4. O Pai poda os Ramos Produtivos
Jesus disse aos seus discípulos: “ ... todo o que dá fruto limpa, para que produza mais fruto ainda” (Jo 15.2). O Vinhateiro poda todos os ramos produtivos, assim eles irão produzir muito fruto.
O Pai remove os pecados e as coisas supérfluas que limitam a nossa maior frutificação. Uma das melhores maneiras de nos limpar é permitir que sofrimentos e problemas entrem na nossa vida. Isso às vezes dói e ficamos pensando se ele sabe o que está fazendo. Pode parecer que você é o único ramo que está sendo podado enquanto outros ramos têm mais necessidade. Mas o Vinhateiro sabe o que está fazendo.
Durante qualquer época de poda, nós podemos ter certeza de que Deus se preocupa conosco e nos quer produzindo muitos frutos. Ele quer nos livrar dos brotos que drenam nossa vida e energia. Ele continua com seus cuidados ao longo da nossa vida para nos manter espiritualmente sadios e produtivos.

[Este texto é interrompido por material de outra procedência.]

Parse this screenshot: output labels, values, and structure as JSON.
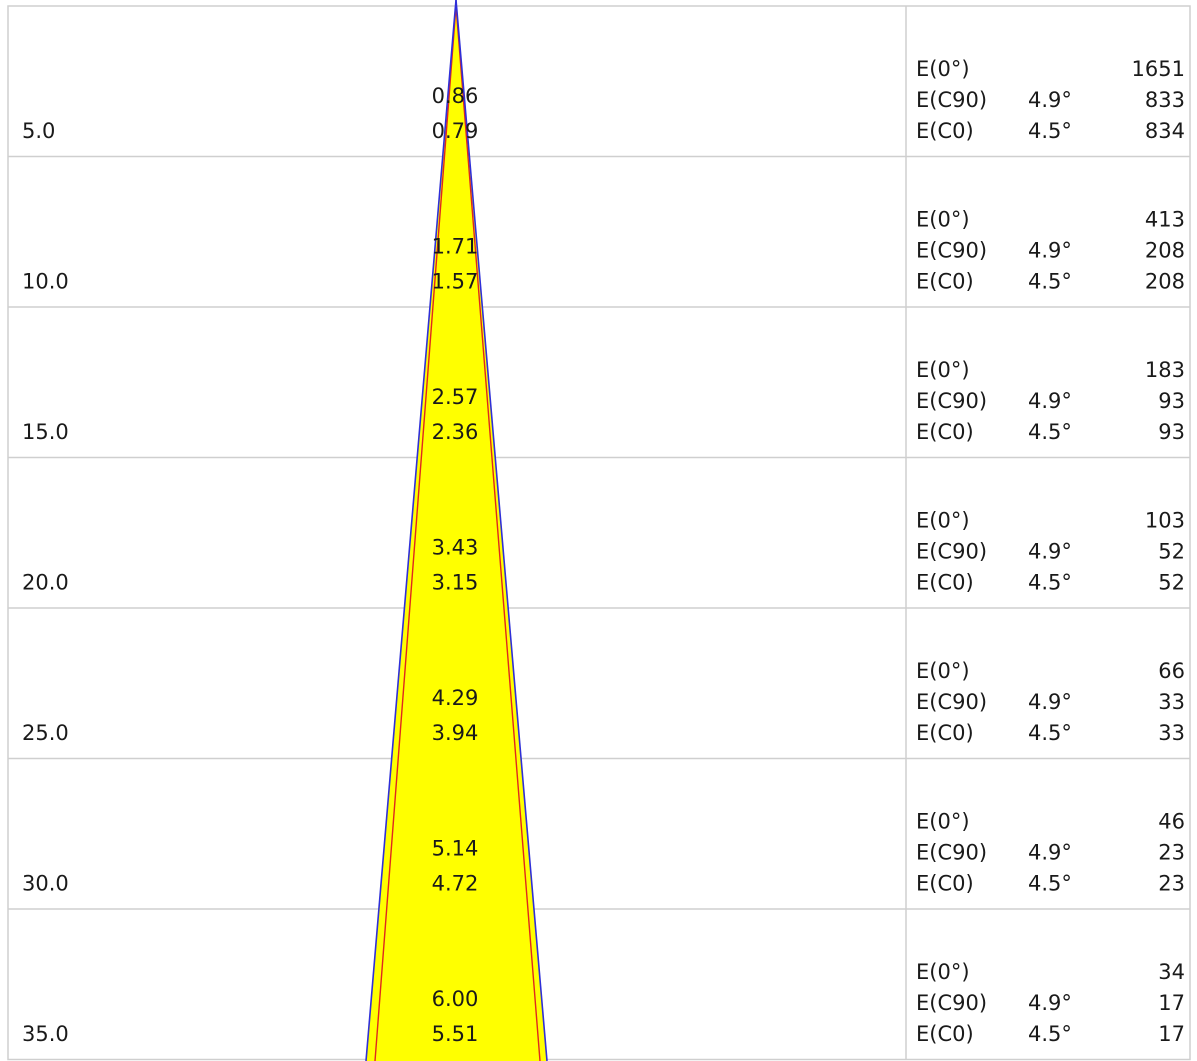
{
  "colors": {
    "cone_fill": "#ffff00",
    "cone_edge": "#2f2fd8",
    "inner_edge": "#e0271e",
    "grid_line": "#cfcfcf",
    "text": "#1a1a1a"
  },
  "rows": [
    {
      "height": "5.0",
      "diameter_c90": "0.86",
      "diameter_c0": "0.79",
      "e_center_label": "E(0°)",
      "e_center_value": "1651",
      "e_c90_label": "E(C90)",
      "e_c90_angle": "4.9°",
      "e_c90_value": "833",
      "e_c0_label": "E(C0)",
      "e_c0_angle": "4.5°",
      "e_c0_value": "834"
    },
    {
      "height": "10.0",
      "diameter_c90": "1.71",
      "diameter_c0": "1.57",
      "e_center_label": "E(0°)",
      "e_center_value": "413",
      "e_c90_label": "E(C90)",
      "e_c90_angle": "4.9°",
      "e_c90_value": "208",
      "e_c0_label": "E(C0)",
      "e_c0_angle": "4.5°",
      "e_c0_value": "208"
    },
    {
      "height": "15.0",
      "diameter_c90": "2.57",
      "diameter_c0": "2.36",
      "e_center_label": "E(0°)",
      "e_center_value": "183",
      "e_c90_label": "E(C90)",
      "e_c90_angle": "4.9°",
      "e_c90_value": "93",
      "e_c0_label": "E(C0)",
      "e_c0_angle": "4.5°",
      "e_c0_value": "93"
    },
    {
      "height": "20.0",
      "diameter_c90": "3.43",
      "diameter_c0": "3.15",
      "e_center_label": "E(0°)",
      "e_center_value": "103",
      "e_c90_label": "E(C90)",
      "e_c90_angle": "4.9°",
      "e_c90_value": "52",
      "e_c0_label": "E(C0)",
      "e_c0_angle": "4.5°",
      "e_c0_value": "52"
    },
    {
      "height": "25.0",
      "diameter_c90": "4.29",
      "diameter_c0": "3.94",
      "e_center_label": "E(0°)",
      "e_center_value": "66",
      "e_c90_label": "E(C90)",
      "e_c90_angle": "4.9°",
      "e_c90_value": "33",
      "e_c0_label": "E(C0)",
      "e_c0_angle": "4.5°",
      "e_c0_value": "33"
    },
    {
      "height": "30.0",
      "diameter_c90": "5.14",
      "diameter_c0": "4.72",
      "e_center_label": "E(0°)",
      "e_center_value": "46",
      "e_c90_label": "E(C90)",
      "e_c90_angle": "4.9°",
      "e_c90_value": "23",
      "e_c0_label": "E(C0)",
      "e_c0_angle": "4.5°",
      "e_c0_value": "23"
    },
    {
      "height": "35.0",
      "diameter_c90": "6.00",
      "diameter_c0": "5.51",
      "e_center_label": "E(0°)",
      "e_center_value": "34",
      "e_c90_label": "E(C90)",
      "e_c90_angle": "4.9°",
      "e_c90_value": "17",
      "e_c0_label": "E(C0)",
      "e_c0_angle": "4.5°",
      "e_c0_value": "17"
    }
  ]
}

A poda pode ser dolorosa, mas o resultado - a santidade - bem vale o processo: “... eles [nossos pais terrenos] nos corrigiam por pouco tempo, segundo melhor lhes parecia; Deus, porém, nos disciplina para aproveitamento, a fim de sermos participantes da sua santidade” (Hb 12.10).
Conclusão:
Não há dúvida de que o processo de poda nos ajuda a dar mais frutos. Se não houver fruto na sua vida - se não houver uma genuína conexão com Jesus Cristo - você está correndo o perigo de ser cortado e lançado no fogo do inferno. Se existem frutos em sua vida, você pode se alegrar quando Deus usa o podão da aflição para fazê-lo mais eficaz e você pode se alegrar de que a meta final do Vinhateiro é que você produza muito fruto.
Você está ciente do propósito do Pai em podar você? Você sabe o que está acontecendo em sua vida quando você tem problemas? O propósito de Deus na poda é para que você dê mais fruto. Você é um ramo frutífero - um verdadeiro crente? Ou você está apenas superficialmente pendurado em Cristo? Se assim for, você está em grande perigo de inferno porque algum dia o Pai vai removê-lo. Espero que você saiba que a sua única fonte de vida é a videira verdadeira, que é Jesus Cristo.